Лиза и Дженни учились в одном классе, но никогда особенно не дружили, так что теперь не было смысла прикидываться закадычными подругами.
— Я здесь всего на один день. Моя дочь, Стелла, останется подольше.
— Мне нравится это место, — объявила девочка во второй раз, но уже гораздо увереннее. — Мне нравится этот городок. Мне нравится эта чайная. Мне нравятся эти пирожные. Вы сами их испекли? — спросила она у Лизы, откусывая кусочек птифура.
— Я испеку их для тебя в любое время, когда тебе захочется. — В школе Лиза была простушкой, которую никто не замечал, но теперь оказалось, что у нее прелестная улыбка; она нашла себя в этой жизни, и потому от былой неуверенности не осталось и следа. — Я вижу, твоя дочь унаследовала от Уилла цвет волос и глаз. Счастливица. — Улыбка заиграла на ее губах. — Он частенько заглядывал сюда, когда его мама болела. Всегда заказывал яблочный пирог.
— Вот как? — Разумеется, Дженни он об этих визитах даже словом не обмолвился.
— Ну да. Уилл Эйвери так и остался городским мальчишкой, пусть даже он закончил Гарвард и женился на тебе. — Лиза повернулась к Стелле: — Рада, что ты поживешь у нас какое-то время. Хочешь взглянуть на кухню?
— Похоже, Уилл бегал сюда потихоньку, даже когда его мать умирала, — сказала Элинор, как только Стелла ушла осматривать пекарню. — Я ведь тебе говорила, что от него не жди ничего, кроме беды. Он был лжецом с самого первого дня.
— Послушай, ма, я больше не обязана прислушиваться к твоему мнению. Я ценю тот факт, что ты берешь к себе Стеллу, но, поверь, я бы ни о чем не попросила, если бы был другой выход.
— Это я знаю, — ответила Элинор. — Ты бы предпочла сдать ее в зоопарк ко львам.
— Откуда мне знать, что ты будешь о ней хорошо заботиться? Обо мне ты ведь никогда не заботилась. Твоя правда, я вовсе не в восторге от того, что она останется здесь, как не была в восторге, узнав о вашем с ней телефонном общении. Я хочу, чтобы Стелла получила больше, чем я.
— Понятно. — Элинор отставила чашку. Ей стало вдруг жарко. Она буквально пылала, что довольно часто случается с людьми в это время года. — А ты сама идеальная мать?
— Я этого не утверждала.
— Хорошо.

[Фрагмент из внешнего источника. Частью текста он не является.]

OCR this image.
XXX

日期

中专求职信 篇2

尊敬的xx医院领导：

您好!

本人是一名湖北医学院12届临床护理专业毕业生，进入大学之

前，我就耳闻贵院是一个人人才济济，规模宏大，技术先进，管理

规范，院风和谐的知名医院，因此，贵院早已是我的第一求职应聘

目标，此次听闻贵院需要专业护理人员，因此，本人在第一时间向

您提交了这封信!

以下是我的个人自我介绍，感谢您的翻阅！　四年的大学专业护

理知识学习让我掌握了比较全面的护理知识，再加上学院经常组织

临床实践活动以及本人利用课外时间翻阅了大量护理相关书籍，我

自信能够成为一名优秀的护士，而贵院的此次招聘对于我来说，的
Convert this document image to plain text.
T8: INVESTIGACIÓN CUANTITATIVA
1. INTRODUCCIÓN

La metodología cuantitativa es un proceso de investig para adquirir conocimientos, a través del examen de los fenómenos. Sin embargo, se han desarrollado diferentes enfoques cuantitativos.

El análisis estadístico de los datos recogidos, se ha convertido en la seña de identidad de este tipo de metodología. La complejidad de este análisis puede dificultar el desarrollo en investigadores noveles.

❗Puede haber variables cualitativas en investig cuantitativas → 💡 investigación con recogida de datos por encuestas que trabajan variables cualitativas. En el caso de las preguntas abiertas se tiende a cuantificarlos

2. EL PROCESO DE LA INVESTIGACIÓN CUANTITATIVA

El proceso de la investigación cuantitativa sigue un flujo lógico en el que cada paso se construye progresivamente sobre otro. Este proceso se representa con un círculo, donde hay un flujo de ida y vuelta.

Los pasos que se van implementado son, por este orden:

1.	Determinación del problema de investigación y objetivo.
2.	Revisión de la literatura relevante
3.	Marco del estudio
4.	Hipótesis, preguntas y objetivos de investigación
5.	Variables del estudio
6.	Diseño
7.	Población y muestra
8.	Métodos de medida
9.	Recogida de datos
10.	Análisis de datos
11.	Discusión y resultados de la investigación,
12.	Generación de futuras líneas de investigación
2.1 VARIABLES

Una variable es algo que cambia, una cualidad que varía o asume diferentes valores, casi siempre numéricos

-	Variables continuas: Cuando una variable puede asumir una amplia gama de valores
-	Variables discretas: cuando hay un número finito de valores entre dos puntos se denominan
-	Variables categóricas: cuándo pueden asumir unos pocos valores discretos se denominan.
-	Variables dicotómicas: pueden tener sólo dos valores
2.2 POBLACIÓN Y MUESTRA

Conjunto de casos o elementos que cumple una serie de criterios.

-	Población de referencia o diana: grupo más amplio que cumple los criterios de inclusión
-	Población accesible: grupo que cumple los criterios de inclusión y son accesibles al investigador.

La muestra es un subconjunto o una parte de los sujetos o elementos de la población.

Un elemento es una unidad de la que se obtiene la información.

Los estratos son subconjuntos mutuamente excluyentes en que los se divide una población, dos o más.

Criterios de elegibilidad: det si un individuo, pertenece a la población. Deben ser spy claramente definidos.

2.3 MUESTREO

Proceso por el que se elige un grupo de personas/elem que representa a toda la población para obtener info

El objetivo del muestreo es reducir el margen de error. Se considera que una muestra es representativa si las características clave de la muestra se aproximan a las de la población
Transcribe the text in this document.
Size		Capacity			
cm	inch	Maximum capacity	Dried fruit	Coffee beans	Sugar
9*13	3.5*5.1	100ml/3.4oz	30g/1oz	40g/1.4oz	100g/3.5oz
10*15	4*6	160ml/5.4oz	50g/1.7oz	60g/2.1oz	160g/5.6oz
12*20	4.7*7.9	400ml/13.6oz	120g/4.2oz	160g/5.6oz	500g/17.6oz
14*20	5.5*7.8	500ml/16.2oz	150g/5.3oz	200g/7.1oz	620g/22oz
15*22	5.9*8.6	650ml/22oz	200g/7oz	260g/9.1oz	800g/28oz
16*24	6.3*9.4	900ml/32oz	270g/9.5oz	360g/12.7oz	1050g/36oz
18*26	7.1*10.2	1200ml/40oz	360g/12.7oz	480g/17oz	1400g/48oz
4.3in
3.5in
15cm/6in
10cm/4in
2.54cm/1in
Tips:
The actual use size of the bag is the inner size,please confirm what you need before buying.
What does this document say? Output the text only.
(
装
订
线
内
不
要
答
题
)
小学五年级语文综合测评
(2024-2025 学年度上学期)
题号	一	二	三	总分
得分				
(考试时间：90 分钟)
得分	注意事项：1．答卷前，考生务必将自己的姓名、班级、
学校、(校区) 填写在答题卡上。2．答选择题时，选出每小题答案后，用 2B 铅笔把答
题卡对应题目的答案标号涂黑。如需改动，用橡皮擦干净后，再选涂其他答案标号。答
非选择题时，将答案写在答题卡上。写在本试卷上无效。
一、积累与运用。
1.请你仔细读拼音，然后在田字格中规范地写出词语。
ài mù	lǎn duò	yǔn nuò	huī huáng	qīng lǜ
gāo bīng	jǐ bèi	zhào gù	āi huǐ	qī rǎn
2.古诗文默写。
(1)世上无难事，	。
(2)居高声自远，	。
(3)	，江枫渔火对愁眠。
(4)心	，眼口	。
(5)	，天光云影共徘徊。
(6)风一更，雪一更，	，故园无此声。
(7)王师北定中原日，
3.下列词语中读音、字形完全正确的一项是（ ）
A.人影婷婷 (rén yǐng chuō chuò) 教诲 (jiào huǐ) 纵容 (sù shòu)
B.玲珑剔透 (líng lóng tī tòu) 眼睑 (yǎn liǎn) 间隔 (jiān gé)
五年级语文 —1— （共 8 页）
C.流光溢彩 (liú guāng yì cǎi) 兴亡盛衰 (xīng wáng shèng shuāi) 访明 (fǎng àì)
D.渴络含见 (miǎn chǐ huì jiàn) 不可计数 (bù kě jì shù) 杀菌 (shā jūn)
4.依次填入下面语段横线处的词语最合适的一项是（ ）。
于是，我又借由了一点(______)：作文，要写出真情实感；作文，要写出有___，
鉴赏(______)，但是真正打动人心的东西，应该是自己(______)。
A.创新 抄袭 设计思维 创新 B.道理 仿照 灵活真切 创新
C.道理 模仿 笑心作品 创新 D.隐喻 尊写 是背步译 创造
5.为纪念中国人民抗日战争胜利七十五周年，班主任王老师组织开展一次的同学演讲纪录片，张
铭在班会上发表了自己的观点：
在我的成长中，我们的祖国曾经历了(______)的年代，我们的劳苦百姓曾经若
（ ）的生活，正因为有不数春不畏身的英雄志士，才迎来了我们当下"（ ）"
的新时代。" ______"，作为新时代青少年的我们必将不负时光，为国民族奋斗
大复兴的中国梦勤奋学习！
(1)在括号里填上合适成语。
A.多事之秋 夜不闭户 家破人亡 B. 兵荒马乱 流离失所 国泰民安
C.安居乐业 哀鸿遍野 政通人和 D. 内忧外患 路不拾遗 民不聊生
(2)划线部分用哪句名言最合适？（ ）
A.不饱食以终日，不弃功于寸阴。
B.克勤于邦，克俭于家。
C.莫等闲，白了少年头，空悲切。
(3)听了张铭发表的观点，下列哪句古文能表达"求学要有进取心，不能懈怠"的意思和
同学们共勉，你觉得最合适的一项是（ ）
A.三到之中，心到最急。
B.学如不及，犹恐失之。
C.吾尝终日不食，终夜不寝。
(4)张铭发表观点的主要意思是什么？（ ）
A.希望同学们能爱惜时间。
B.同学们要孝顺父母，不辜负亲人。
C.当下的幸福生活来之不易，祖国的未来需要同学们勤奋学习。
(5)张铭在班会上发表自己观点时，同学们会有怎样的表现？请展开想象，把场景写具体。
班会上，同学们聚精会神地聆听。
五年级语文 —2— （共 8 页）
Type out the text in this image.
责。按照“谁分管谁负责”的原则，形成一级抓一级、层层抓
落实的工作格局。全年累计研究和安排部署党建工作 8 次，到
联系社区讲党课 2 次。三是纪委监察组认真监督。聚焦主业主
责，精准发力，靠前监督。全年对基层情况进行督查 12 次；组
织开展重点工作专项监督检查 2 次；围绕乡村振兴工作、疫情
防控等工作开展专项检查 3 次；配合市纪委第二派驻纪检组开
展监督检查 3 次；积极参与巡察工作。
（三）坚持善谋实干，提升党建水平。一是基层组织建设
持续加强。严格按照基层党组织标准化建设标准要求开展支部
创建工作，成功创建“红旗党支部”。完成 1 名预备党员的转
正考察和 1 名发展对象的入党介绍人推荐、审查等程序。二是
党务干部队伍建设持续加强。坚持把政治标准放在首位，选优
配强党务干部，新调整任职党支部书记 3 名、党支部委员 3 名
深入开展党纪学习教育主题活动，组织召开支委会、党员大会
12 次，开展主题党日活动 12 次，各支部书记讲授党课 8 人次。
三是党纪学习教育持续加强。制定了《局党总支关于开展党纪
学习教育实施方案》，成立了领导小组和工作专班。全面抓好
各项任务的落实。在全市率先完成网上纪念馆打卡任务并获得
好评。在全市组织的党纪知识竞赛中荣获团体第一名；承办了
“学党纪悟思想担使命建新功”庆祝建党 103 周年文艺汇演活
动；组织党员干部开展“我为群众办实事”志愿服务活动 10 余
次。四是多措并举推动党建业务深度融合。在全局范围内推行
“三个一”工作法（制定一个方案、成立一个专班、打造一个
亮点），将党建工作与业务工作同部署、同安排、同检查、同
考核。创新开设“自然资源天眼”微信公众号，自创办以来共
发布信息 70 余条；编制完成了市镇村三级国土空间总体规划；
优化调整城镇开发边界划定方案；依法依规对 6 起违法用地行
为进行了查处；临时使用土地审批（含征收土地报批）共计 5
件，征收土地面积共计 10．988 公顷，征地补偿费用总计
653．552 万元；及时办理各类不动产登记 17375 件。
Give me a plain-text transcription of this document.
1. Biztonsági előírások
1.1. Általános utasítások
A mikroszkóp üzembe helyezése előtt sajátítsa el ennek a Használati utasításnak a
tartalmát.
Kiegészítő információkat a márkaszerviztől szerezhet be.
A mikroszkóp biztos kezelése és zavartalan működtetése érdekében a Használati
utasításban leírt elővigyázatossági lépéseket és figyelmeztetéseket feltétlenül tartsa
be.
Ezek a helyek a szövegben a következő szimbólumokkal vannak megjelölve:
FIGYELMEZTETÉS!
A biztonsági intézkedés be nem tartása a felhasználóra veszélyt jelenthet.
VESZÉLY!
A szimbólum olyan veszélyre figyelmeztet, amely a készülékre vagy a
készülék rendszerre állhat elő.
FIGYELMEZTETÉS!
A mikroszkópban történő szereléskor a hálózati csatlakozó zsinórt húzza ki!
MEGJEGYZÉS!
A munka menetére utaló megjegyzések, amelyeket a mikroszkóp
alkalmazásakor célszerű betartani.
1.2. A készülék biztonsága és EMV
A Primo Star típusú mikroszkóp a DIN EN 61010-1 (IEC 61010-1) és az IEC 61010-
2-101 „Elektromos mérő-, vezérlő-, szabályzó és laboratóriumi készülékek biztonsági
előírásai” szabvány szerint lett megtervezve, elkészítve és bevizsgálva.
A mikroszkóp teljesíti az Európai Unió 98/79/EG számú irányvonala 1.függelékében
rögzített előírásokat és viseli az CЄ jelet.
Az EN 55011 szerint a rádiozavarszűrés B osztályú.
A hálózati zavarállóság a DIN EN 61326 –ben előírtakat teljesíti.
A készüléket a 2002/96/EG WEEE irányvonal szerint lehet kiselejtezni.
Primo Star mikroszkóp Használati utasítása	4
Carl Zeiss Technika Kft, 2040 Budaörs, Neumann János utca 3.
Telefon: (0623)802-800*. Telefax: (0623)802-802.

Потому что Стелла тоже этого не утверждает.
Всегда одно и то же: они слишком быстро в своих спорах доходили до критической точки, бросая друг другу колкости, от которых потом было трудно отделаться, как от заноз, как от колючек или травинок.
— По крайней мере, я старалась.
— И разумеется, ты единственная, кто так поступал.
Тем временем Стелла получила в подарок от щедрой Лизы Халл целый пакет плюшек и, повернувшись к их столику, помахала обеим. Вид у нее был счастливый, даже Дженни увидела это. Ясно, что Юнити одурманил девочку; она попала под обаяние птичьих песен, светло-зеленой весны, начинающей распускаться прямо за окном форзиции, когда кажется, что все ветки кустарника обсыпаны искорками.
Здание чайной, как рассказали Стелле во время экскурсии, было единственным, если не считать Кейк-хаус, выстоявшим в пожаре 1785 года, когда весь город сгорел дотла. В то время в пекарне работала Лиони Спарроу — счастливое обстоятельство, ибо именно Лиони принялась таскать в кожаных ведрах воду из озера Песочные Часы, чтобы поливать крышу домика, таким образом не позволив соломе и черепице заняться огнем. Лиони воспользовалась помощью нескольких посетителей, создав бригаду, а сама бросилась домой, в Кейк-хаус, где продолжала бороться с пламенем, хотя любой другой на ее месте давно бы задохнулся от дыма. Своим поступком, заявила Лиза, Лиони положила начало добровольной пожарной команде Юнити.